Ebner setzte sich immer für ein Interventions-Minimum seitens des Staates ein. Private hätten immer eine bessere «Performance» als staatliche Institutionen ausgewiesen. Nun muss er zugeben, dass diese Politik langfristig nicht aufging.
De- oder Reregulierung?
Die privaten Finanzangelegenheiten gingen die politischen Parteien nichts an, meint im Gegensatz dazu Gregor Rutz von der SVP. Ebner habe ja nie Politik gemacht. Die Angelegenheit sei eine Sache des Privatrechts. Die Verfassung und eine liberaler Gesetzesrahmen genügten.
Und während sich die Politiker noch um den Anlegerschutz Gedanken machen, zählt Martin Ebner schon das Geld, das er für seine vier Visionen erhalten hat. Er wird wohl die eine oder andere seiner direkten Investitionen damit aufstocken und damit als Turbo-Stakeholder bald wieder für Schlagzeilen sorgen. Sicher ist nur: Kassenobligationen wird er mit diesem Geld kaum kaufen.
Einfluss geschwächt
Mittlerweile dürfte sich sein Vermögen massiv reduziert haben.

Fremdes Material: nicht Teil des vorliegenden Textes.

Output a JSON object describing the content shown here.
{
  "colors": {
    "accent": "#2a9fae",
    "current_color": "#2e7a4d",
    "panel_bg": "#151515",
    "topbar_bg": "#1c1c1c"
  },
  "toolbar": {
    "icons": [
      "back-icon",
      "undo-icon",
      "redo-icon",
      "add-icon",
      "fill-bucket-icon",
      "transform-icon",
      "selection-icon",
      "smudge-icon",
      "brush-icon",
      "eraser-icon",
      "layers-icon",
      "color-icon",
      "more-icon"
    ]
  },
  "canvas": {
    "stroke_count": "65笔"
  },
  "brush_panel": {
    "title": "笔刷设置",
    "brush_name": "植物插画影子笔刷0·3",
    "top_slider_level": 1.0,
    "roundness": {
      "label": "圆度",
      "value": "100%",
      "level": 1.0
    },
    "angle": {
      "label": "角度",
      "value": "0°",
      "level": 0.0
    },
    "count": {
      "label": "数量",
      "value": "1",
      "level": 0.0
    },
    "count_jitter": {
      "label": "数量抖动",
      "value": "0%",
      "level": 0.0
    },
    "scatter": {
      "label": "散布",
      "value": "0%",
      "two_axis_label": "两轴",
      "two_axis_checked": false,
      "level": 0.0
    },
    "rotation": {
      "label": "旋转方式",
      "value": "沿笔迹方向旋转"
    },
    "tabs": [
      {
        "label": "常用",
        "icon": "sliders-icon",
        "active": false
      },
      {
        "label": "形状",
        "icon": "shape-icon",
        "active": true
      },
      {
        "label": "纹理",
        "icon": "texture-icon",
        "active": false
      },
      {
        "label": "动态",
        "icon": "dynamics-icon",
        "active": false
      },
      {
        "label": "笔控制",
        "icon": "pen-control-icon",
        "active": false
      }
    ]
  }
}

Ebner hält mit seiner Frau Rosemarie 46% an der BZ-Gruppe.
Sein Einfluss auf die Unternehmenswelt sei durch den Verkauf drastisch geschwächt wurden, meint die Fiancial Times Deutschland vom 1.August 02. In der Schweizer Finanzwelt mache sich nun Schadenfreude breit. Denn Ebner sei immer ein Aussenseiter gewesen, zitiert sie einen ranghohen Banker.
Kein Wunder, schliesslich sei er immer ein Störenfried gewesen, der bei seinen Beteiligungen Veränderungen in Strategie und Management forderte. Zum Beispiel wetterte er gegen die Namensaktie, die den Zugang ausländischer Investoren beschränkte.
Die Frankfurter Rundschau schliesslich meint, dass die BZ-Gruppe «damit selbst das Opfer jener Kräfte geworden sei, deren freies Spiel Ebner stets befürwortet und gefordert hatte».